3. To ‘Flix or not to ‘Flix? That is the question
As much as we get nostalgic over the endangered species known as the mom-and-pop video store, Netflix and other on-demand and movie-rentals-by-mail services are the more time- and cost-effective option for frequent at-home movie watchers. With its flat monthly rate and no late fees, Netflix is the all-you-can-eat buffet of home entertainment — but you need to work just a little for the service to work in your favor. And by work we mean watch a movie soon after you receive it and then return it in the mail soon after that. If you receive a movie from Netflix and let it sit around collecting dust for three weeks before watching it and then take a few days to drop them it in the mail, then the money-saving perks are minimal. However, if you watch the DVDs as soon as you get them and return them poste-haste, then you’re truly getting the most bang for your buck.
On top of that, Netflix’s streaming “Watch Instantly” feature allows for even more cinematic consumption for a flat rate. But be warned, that navigating the random, rotating selection of available films requires a bit of patience and finesse in order to find a title that you really want to watch. But really, at what brick-and-mortar video store can you find “The Garbage Pail Kids Movie” and “Annie Hall” on the same shelf?
Although Netflix’s movies-in-the-mail component doesn’t offer the instant gratification that the “Watch Instantly” feature does, the time you’d spend driving to a video store and aimlessly wandering down the aisles looking for something suitable — after discovering all the copies of the new release that you’re after are out — becomes a thing of a past. True, fiddling around with your Netflix queue does take some time, but that’s what slow days at work are for.
4. A quick fix
Have you ever found yourself running late to work because everyone in line ahead of you at Starbucks was ordering five complicated, fussy drinks and then taking their sweet time to pay while flirting with the barista? Save yourself the agonizing time spent waiting in line for your fix as well as a significant amount of money by simply brewing your own coffee at home.
Sure, not everyone can replicate the fancy espresso drinks served at coffee shops, but if you’re just after a regular cup of fuel, make it yourself. Plus, there’s nothing quite like multitasking in the morning while the invigorating aroma of coffee fills your kitchen. Heck, you can probably shower, dress and eat breakfast in the time you’d spend parking your car and waiting in a daunting, morning rush line at a coffee shop.

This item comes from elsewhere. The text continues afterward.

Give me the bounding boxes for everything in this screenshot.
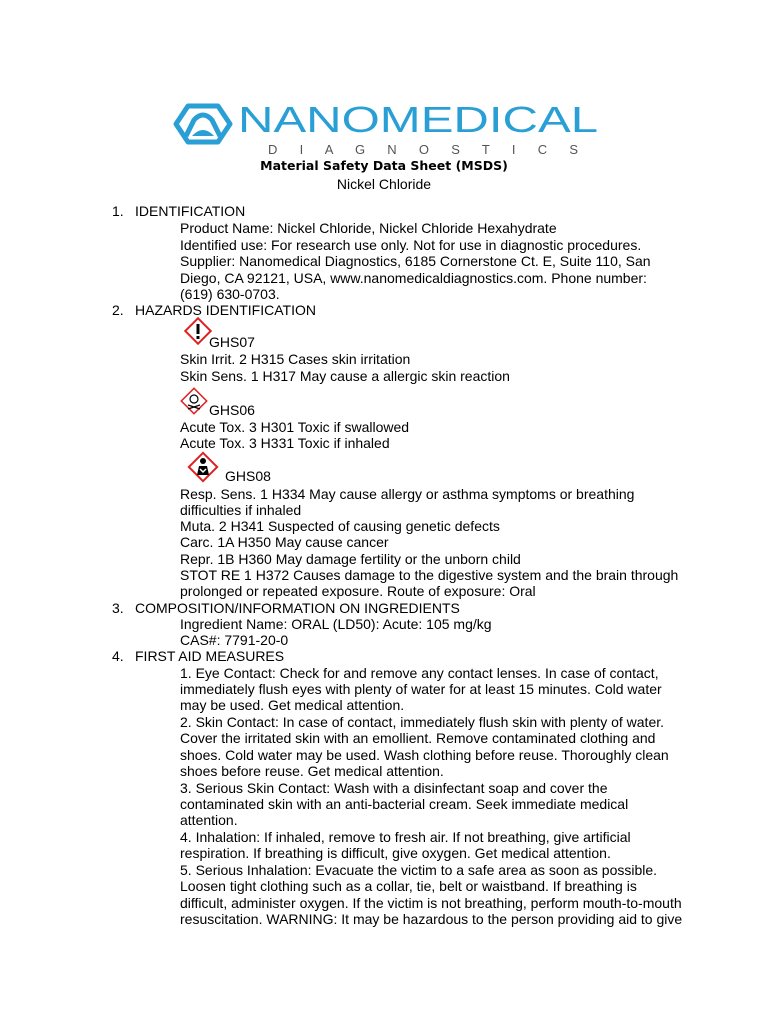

5. Don’t drive yourself crazy
Many city dwellers opt to drive to work each day because they believe it’s quicker and more efficient than taking public transportation or biking. When you consider the time spent in traffic and hunting for parking (not to mention all the time you spent complaining to co-workers, your spouse and your therapist about gridlock and the lack of parking spots) then relying on mass transit or a bike makes perfect sense.
For urbanites, not driving is obviously a much cheaper and eco-friendly way to get from point A to point B. And then there are the numerous, important side benefits of not getting behind the wheel. Biking, for example, is an excellent form of exercise and can help you achieve that “gym body” without spending time at or money on a gym. And taking a train or bus allows you to do all sorts of things that you wouldn’t be able to do while driving like reading the morning paper or a magazine and interacting with/gawking at your fellow straphangers.